What do special-needs students need?
The whole premise of the anti-school-choice movement is that parents cannot be trusted to make sound educational decisions for their children. Still, it is jarring to hear people saying out loud that ESAs will harm special-needs children. These are precisely the children who could benefit most from an ESA.
The federal Individuals with Disabilities Education Act imposes certain procedural mandates on public schools. Among them is the requirement that public schools offer an Individual Education Program (IEP) to students who have special educational needs. Because IEPs are not mandated for private schools, ESA opponents say ESAs will harm special-needs kids. It’s nonsense.
First, New Hampshire public schools are mandated to coordinate with private schools to develop special education plans when a parent moves a special-needs child from a public to a private school.
Second, IEP regulations give parents a seat at the table when a child’s additional educational inputs are designed, but parents have only limited authority. School officials have the final say on IEP any IEP.
Third, the assumption that public (and only public) school officials are always right is only part of the problem. IEPs are necessarily limited. The blending of a traditional public school curriculum with an IEP might be great for most special-needs students, but it is not the best option for every child.
As the U.S. Supreme Court ruled in March, an IEP has to be more than just a minimal effort, but it does not have to be the best available program for a child’s specific needs. It only has to be “reasonably calculated to enable a child to make progress appropriate in light of the child’s circumstances.” If better alternatives are available, parents cannot make a district choose them.
In that Supreme Court case, an autistic child named Endrew F. (that’s spelled correctly) had an IEP, but failed to make the progress his parents knew he was capable of making. As the Supreme Court explained:
“Endrew’s IEPs largely carried over the same basic goals and objectives from one year to the next, indicating that he was failing to make meaningful progress toward his aims. His parents believed that only a thorough overhaul of the school district’s approach to Endrew’s behavioral problems could reverse the trend. But in April 2010, the school district presented Endrew’s parents with a proposed fifth grade IEP that was, in their view, pretty much the same as his past ones. So his parents removed Endrew from public school and enrolled him at Firefly Autism House, a private school that specializes in educating children with autism.

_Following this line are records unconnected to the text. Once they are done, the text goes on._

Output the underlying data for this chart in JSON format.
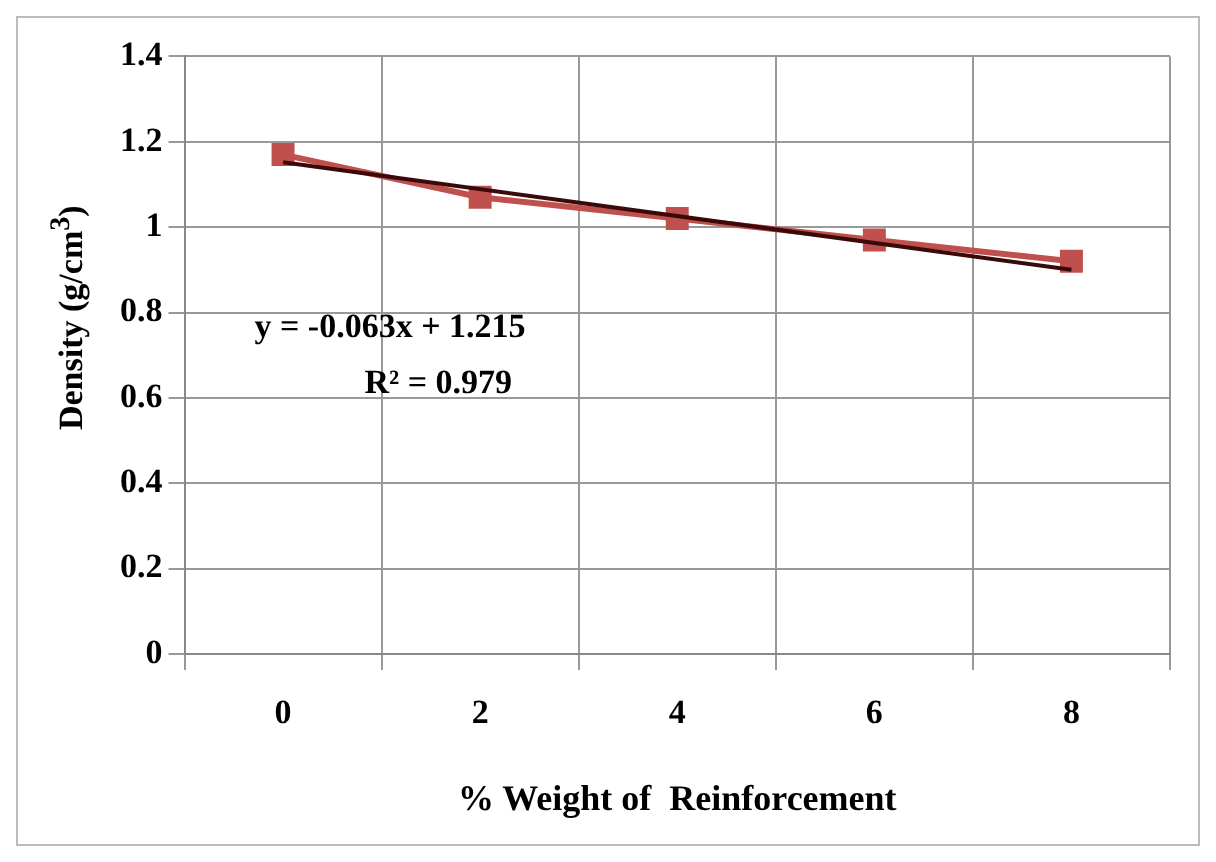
{
  "chart_data": {
    "type": "line",
    "xlabel": "% Weight of  Reinforcement",
    "ylabel": "Density (g/cm$^{3}$)",
    "categories": [
      "0",
      "2",
      "4",
      "6",
      "8"
    ],
    "series": [
      {
        "color": "#c0504d",
        "values": [
          1.17,
          1.07,
          1.02,
          0.97,
          0.92
        ],
        "marker": "square"
      },
      {
        "type": "line",
        "color": "#3a0a0a",
        "x": [
          "0",
          "8"
        ],
        "values": [
          1.152,
          0.9
        ],
        "marker": "none"
      }
    ],
    "ylim": [
      0,
      1.4
    ],
    "yticks": [
      0,
      0.2,
      0.4,
      0.6,
      0.8,
      1,
      1.2,
      1.4
    ],
    "grid": true,
    "legend": false,
    "annotations": [
      "y = -0.063x + 1.215",
      "R² = 0.979"
    ]
  }
}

“Endrew did much better at Firefly. The school developed a “behavioral intervention plan” that identified Endrew’s most problematic behaviors and set out particular strategies for addressing them…. Firefly also added heft to Endrew’s academic goals. Within months, Endrew’s behavior improved significantly, permitting him to make a degree of academic progress that had eluded him in public school.”
Endrew’s story is familiar to some families of special-needs students in New Hampshire. A similar story in Newmarket is profiled here.
It’s absurd to say that making better options available to special-needs kids harms the kids. Some are served well by the public school system. Others need alternatives. They are unquestionably harmed by a system that prevents them from accessing those alternatives. That is exactly what opponents of Education Savings Accounts advocate.
Senate Bill 193, which would create ESAs in New Hampshire, will receive a House vote on Thursday. Opponents are using every absurd argument they can think of to defeat it. One talking point is that ESAs will make the opioid crisis worse because parents would steal the money and spend it on drugs. Could they be any more condescending to parents?
It is a good sign that opponents are abandoning rational arguments for absurdities. It means they know their weak arguments aren’t working.